J’ai perdu cette ligne, perdu ce fil, mais toujours me revient le souvenir de cette condition, de cette solitude où l’inquiétude n’avait pas sa place. De cette solitude, de ce cercle du soleil sur le sol où les poissons morts pourrissaient en ne laissant d’eux qu’un dessin de sel.
Nous étions là le dimanche, gamins, avec à la main nos cannes à pêche ou pendaient des godes*. Nous pensions que sous l’eau des bassins il y avait des antimondes où les Nazis survivaient dans leur base secrète tels des méduses toxiques. Et Soldats de l’Internationale, nous leur tirions dessus avec nos revolvers à amorces.

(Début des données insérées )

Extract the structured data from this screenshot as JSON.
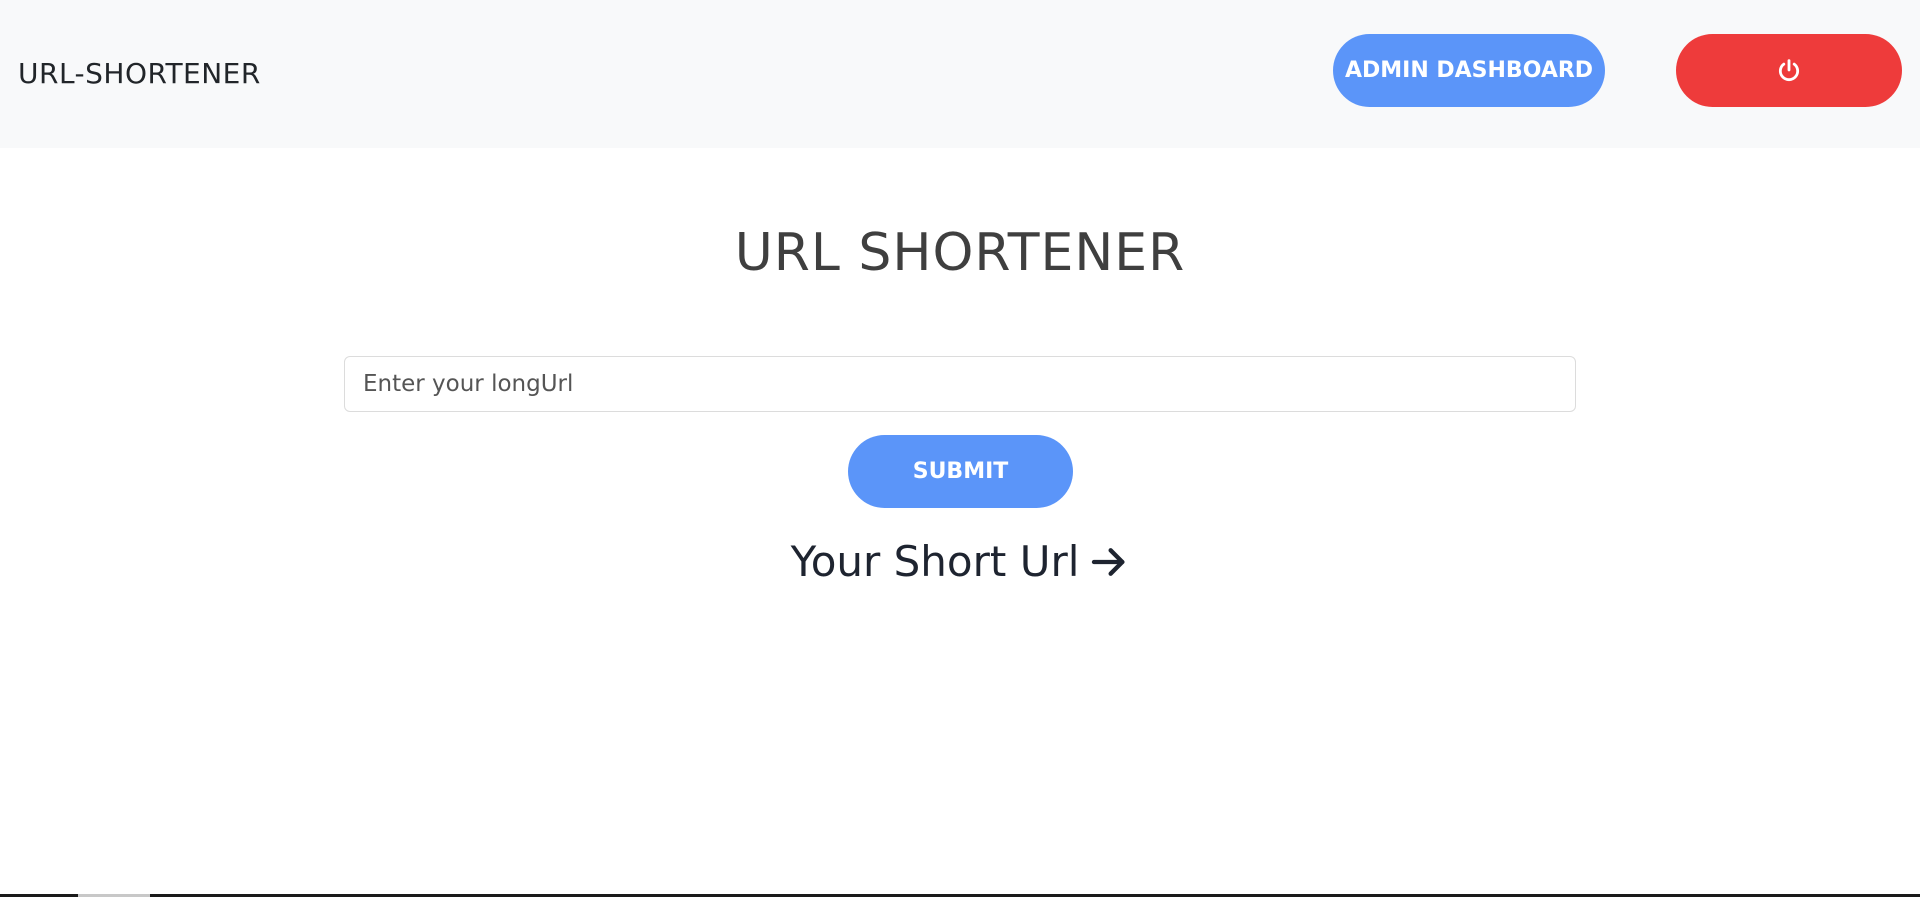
{
  "navbar": {
    "brand": "URL-SHORTENER",
    "admin_button_label": "ADMIN DASHBOARD",
    "logout_icon": "power-icon"
  },
  "main": {
    "title": "URL SHORTENER",
    "input": {
      "placeholder": "Enter your longUrl",
      "value": ""
    },
    "submit_label": "SUBMIT",
    "short_url_label": "Your Short Url",
    "short_url_icon": "arrow-right-icon"
  },
  "colors": {
    "primary": "#5b95f9",
    "danger": "#ee3b3b",
    "navbar_bg": "#f8f9fa",
    "title_text": "#3f3f3f"
  }
}
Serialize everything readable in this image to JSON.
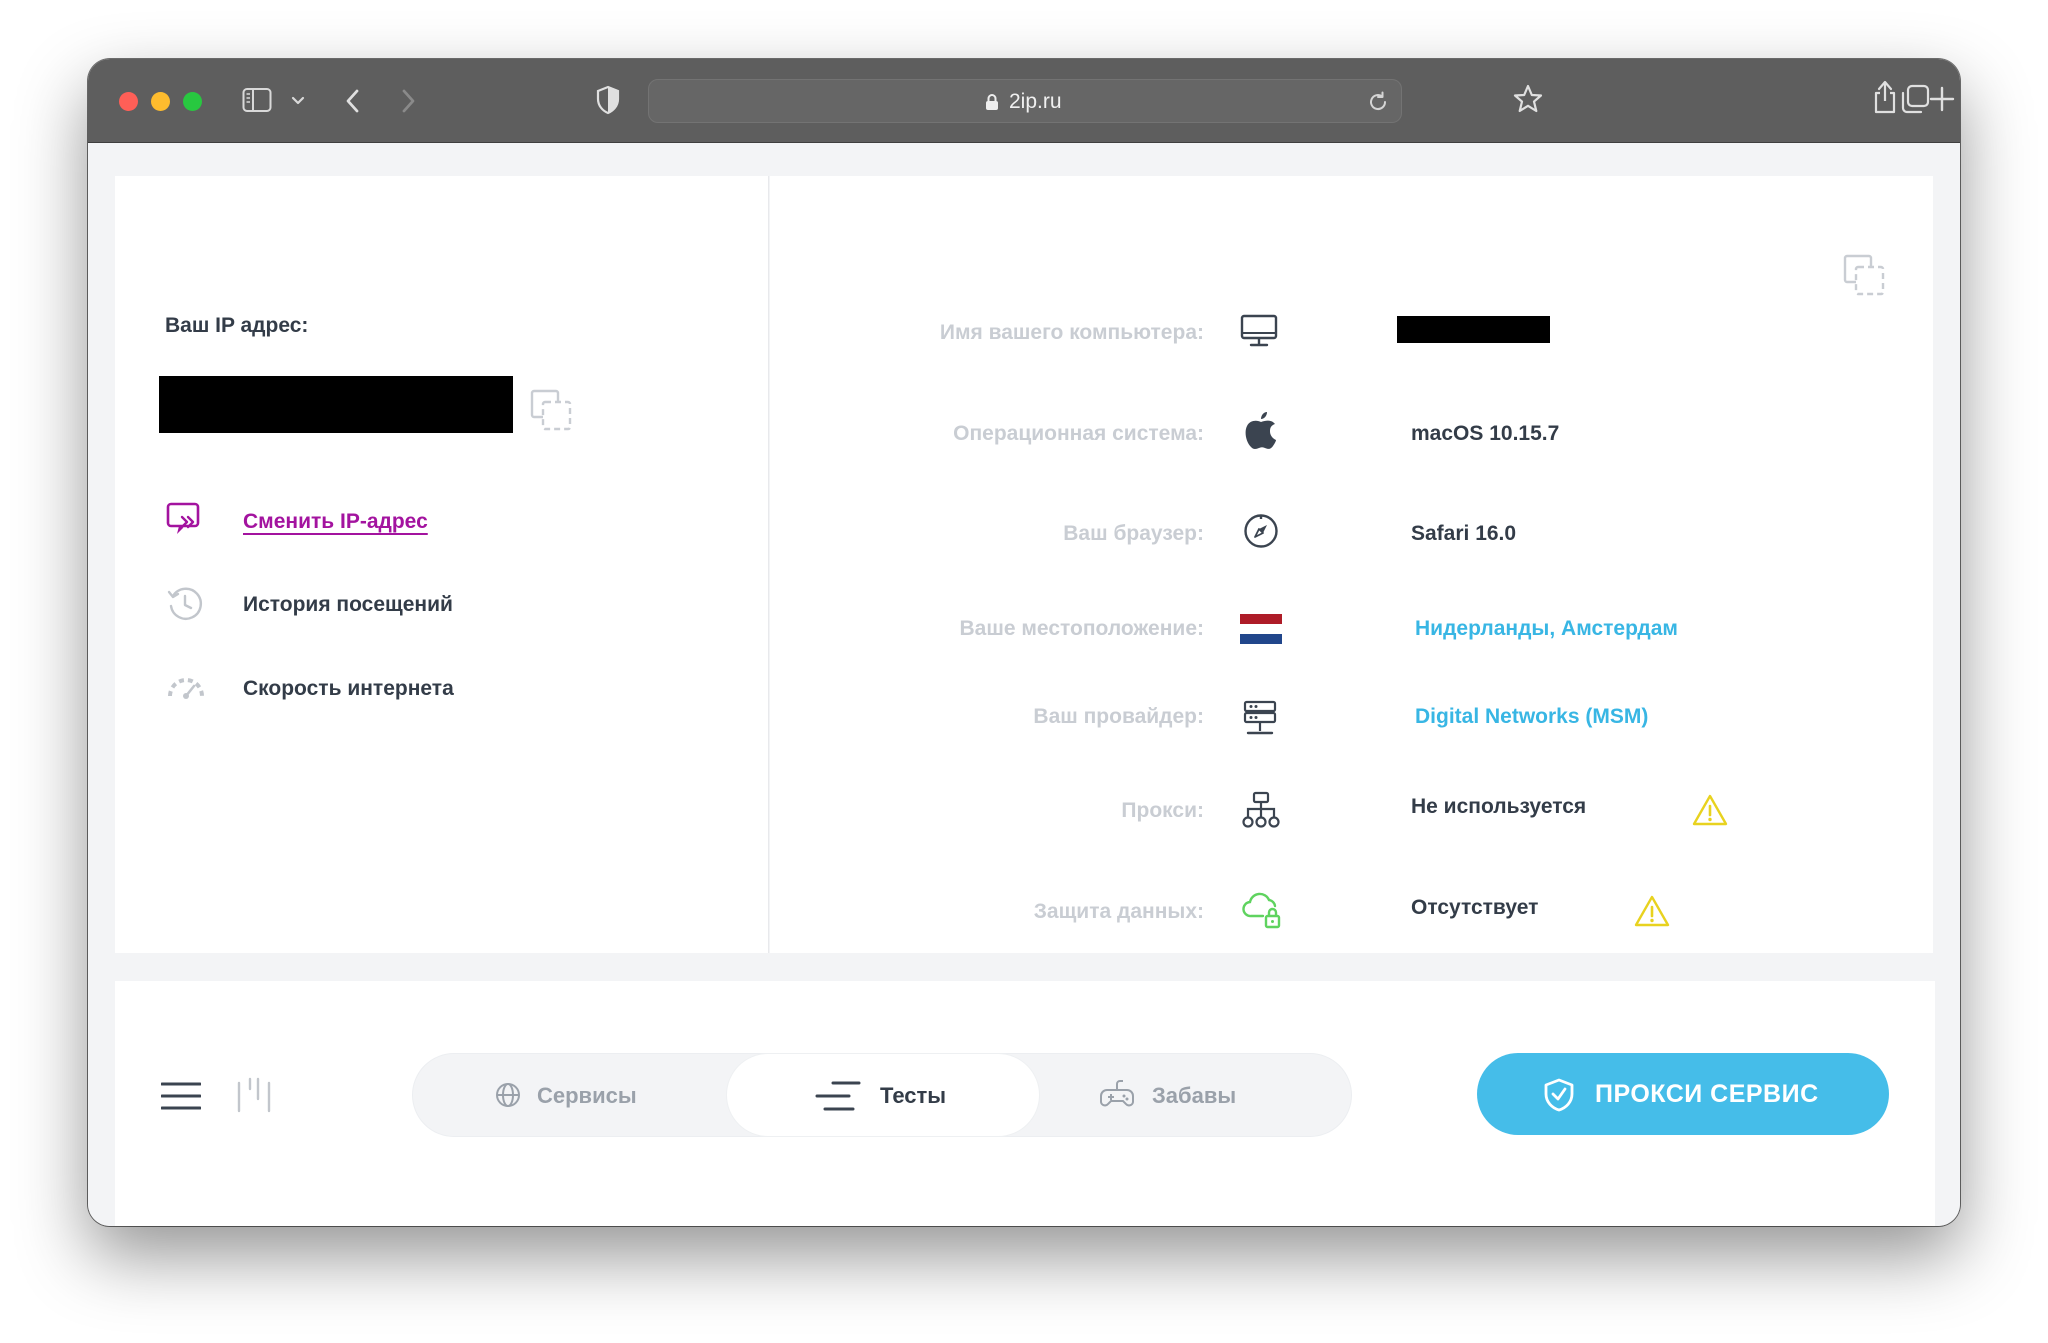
{
  "browser": {
    "url": "2ip.ru"
  },
  "ip_panel": {
    "label": "Ваш IP адрес:",
    "menu": [
      {
        "label": "Сменить IP-адрес",
        "icon": "change-ip-icon"
      },
      {
        "label": "История посещений",
        "icon": "history-icon"
      },
      {
        "label": "Скорость интернета",
        "icon": "speedometer-icon"
      }
    ]
  },
  "info": {
    "rows": [
      {
        "label": "Имя вашего компьютера:",
        "icon": "monitor-icon",
        "value": ""
      },
      {
        "label": "Операционная система:",
        "icon": "apple-icon",
        "value": "macOS 10.15.7"
      },
      {
        "label": "Ваш браузер:",
        "icon": "compass-icon",
        "value": "Safari 16.0"
      },
      {
        "label": "Ваше местоположение:",
        "icon": "netherlands-flag-icon",
        "value": "Нидерланды, Амстердам"
      },
      {
        "label": "Ваш провайдер:",
        "icon": "server-icon",
        "value": "Digital Networks (MSM)"
      },
      {
        "label": "Прокси:",
        "icon": "network-tree-icon",
        "value": "Не используется"
      },
      {
        "label": "Защита данных:",
        "icon": "cloud-lock-icon",
        "value": "Отсутствует"
      }
    ]
  },
  "nav": {
    "tabs": [
      {
        "label": "Сервисы",
        "icon": "globe-icon",
        "active": false
      },
      {
        "label": "Тесты",
        "icon": "lines-icon",
        "active": true
      },
      {
        "label": "Забавы",
        "icon": "gamepad-icon",
        "active": false
      }
    ],
    "proxy_button": "ПРОКСИ СЕРВИС"
  },
  "colors": {
    "link_purple": "#a3139f",
    "link_blue": "#38b6e4",
    "button_blue": "#45bde9",
    "warning_yellow": "#e8d21f",
    "cloud_green": "#5fd35f",
    "toolbar": "#5e5e5e"
  }
}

J’ai perdu ce fil tenu, perdu cette ligne de vie, mais pourtant me revient le souvenir d’un état, une sensation purement physique, pas un sentiment. Celle d’une solitude où l’inquiétude n’avait jamais sa place. Comme si les lieux avaient le pouvoir de pénétrer la chair, répandre au-dedans leur silence et leur manteau de douceur, leur distance, leur présence et leur caresse.
Nous étions là le dimanche, gamins, au faîte des mats de charges comme des araignées suspendus au dessus de vraquiers désertés par leur équipage. Nous les savions partis s’arsouiller dans un rade jusqu’à tomber raide. Nous étions là, et nous rêvions aux ventres de ces minéraliers débordants d’Ananas de silice et de mangues de Manganèse arrivés du Brésil.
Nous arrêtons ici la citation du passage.